Exactly 293 days after the first case of COVID-19 was recorded in Serbia, vaccination against the coronavirus, which has so far claimed more than 1.7 million lives worldwide, has begun.
Today, the Prime Minister of Serbia Ana Brnabić, and the Minister of Labor and Social Affairs Darija Kisić Tepavčević, received the first doses of vaccines at the Torlak Institute.

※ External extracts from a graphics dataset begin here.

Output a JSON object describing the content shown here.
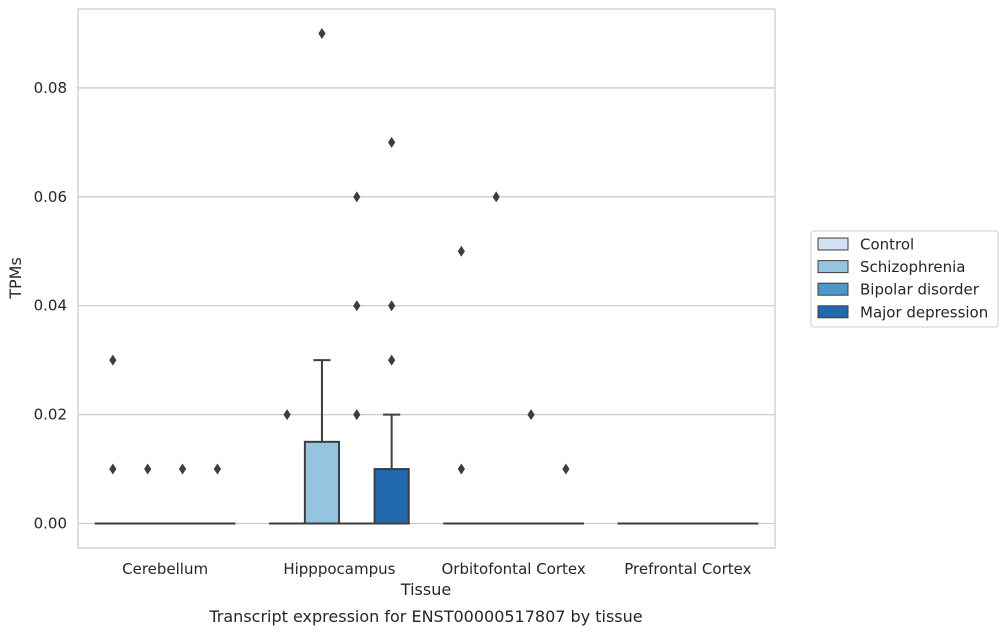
{
  "chart_data": {
    "type": "box",
    "title": "Transcript expression for ENST00000517807 by tissue",
    "xlabel": "Tissue",
    "ylabel": "TPMs",
    "categories": [
      "Cerebellum",
      "Hipppocampus",
      "Orbitofontal Cortex",
      "Prefrontal Cortex"
    ],
    "ylim": [
      -0.0045,
      0.0945
    ],
    "yticks": [
      0.0,
      0.02,
      0.04,
      0.06,
      0.08
    ],
    "ytick_labels": [
      "0.00",
      "0.02",
      "0.04",
      "0.06",
      "0.08"
    ],
    "grid": "horizontal",
    "legend_position": "right",
    "series": [
      {
        "name": "Control",
        "color": "#d0e1f2",
        "boxes": [
          {
            "q1": 0,
            "median": 0,
            "q3": 0,
            "whisker_low": 0,
            "whisker_high": 0,
            "outliers": [
              0.03,
              0.01
            ]
          },
          {
            "q1": 0,
            "median": 0,
            "q3": 0,
            "whisker_low": 0,
            "whisker_high": 0,
            "outliers": [
              0.02
            ]
          },
          {
            "q1": 0,
            "median": 0,
            "q3": 0,
            "whisker_low": 0,
            "whisker_high": 0,
            "outliers": [
              0.05,
              0.01
            ]
          },
          {
            "q1": 0,
            "median": 0,
            "q3": 0,
            "whisker_low": 0,
            "whisker_high": 0,
            "outliers": []
          }
        ]
      },
      {
        "name": "Schizophrenia",
        "color": "#94c4df",
        "boxes": [
          {
            "q1": 0,
            "median": 0,
            "q3": 0,
            "whisker_low": 0,
            "whisker_high": 0,
            "outliers": [
              0.01
            ]
          },
          {
            "q1": 0,
            "median": 0,
            "q3": 0.015,
            "whisker_low": 0,
            "whisker_high": 0.03,
            "outliers": [
              0.09
            ]
          },
          {
            "q1": 0,
            "median": 0,
            "q3": 0,
            "whisker_low": 0,
            "whisker_high": 0,
            "outliers": [
              0.06
            ]
          },
          {
            "q1": 0,
            "median": 0,
            "q3": 0,
            "whisker_low": 0,
            "whisker_high": 0,
            "outliers": []
          }
        ]
      },
      {
        "name": "Bipolar disorder",
        "color": "#4a98c9",
        "boxes": [
          {
            "q1": 0,
            "median": 0,
            "q3": 0,
            "whisker_low": 0,
            "whisker_high": 0,
            "outliers": [
              0.01
            ]
          },
          {
            "q1": 0,
            "median": 0,
            "q3": 0,
            "whisker_low": 0,
            "whisker_high": 0,
            "outliers": [
              0.06,
              0.04,
              0.02
            ]
          },
          {
            "q1": 0,
            "median": 0,
            "q3": 0,
            "whisker_low": 0,
            "whisker_high": 0,
            "outliers": [
              0.02
            ]
          },
          {
            "q1": 0,
            "median": 0,
            "q3": 0,
            "whisker_low": 0,
            "whisker_high": 0,
            "outliers": []
          }
        ]
      },
      {
        "name": "Major depression",
        "color": "#2268ad",
        "boxes": [
          {
            "q1": 0,
            "median": 0,
            "q3": 0,
            "whisker_low": 0,
            "whisker_high": 0,
            "outliers": [
              0.01
            ]
          },
          {
            "q1": 0,
            "median": 0,
            "q3": 0.01,
            "whisker_low": 0,
            "whisker_high": 0.02,
            "outliers": [
              0.07,
              0.04,
              0.03
            ]
          },
          {
            "q1": 0,
            "median": 0,
            "q3": 0,
            "whisker_low": 0,
            "whisker_high": 0,
            "outliers": [
              0.01
            ]
          },
          {
            "q1": 0,
            "median": 0,
            "q3": 0,
            "whisker_low": 0,
            "whisker_high": 0,
            "outliers": []
          }
        ]
      }
    ]
  }
}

Government officials said they wanted to set an example to encourage the population and show that the vaccine is safe.
“As Prime Minister and as someone who leads the COVID-19 Crisis Response Team, I felt obliged to be the first to receive the vaccine, to show that we believe in it, as well as in our institutions”, said Ana Brnabić.
At the moment we have the Pfizer-BioNTech vaccine, and the vaccines from the Chinese Sinopharm are expected in the near future, as well as certain quantities of the Russian vaccine Sputnik V.
Brnabic, who is the first European Prime Minister to receive the vaccine, pointed out that this day marks the beginning of the end of the coronavirus pandemic in Serbia, but also in Europe and the world.
Although the President of Serbia, Aleksandar Vučić, previously announced that a million doses would arrive in Serbia at the end of December, 5,000 doses of Pfizer-BioNTech vaccine, which is already in use in the United States and Britain.
Meanwhile, European Union countries plan to roll out the vaccine on 27 December.
According to the vaccination plan, the vaccine should first be given to people older than 70 in nursing homes. After the officials and people in the nursing homes, in 15 days, it is the turn of the health workers.
Mass vaccination could start in April next year, announced the Minister of Health, Zlatibor Lončar. Vaccination in Serbia will be voluntary and free, officials said on several occasions.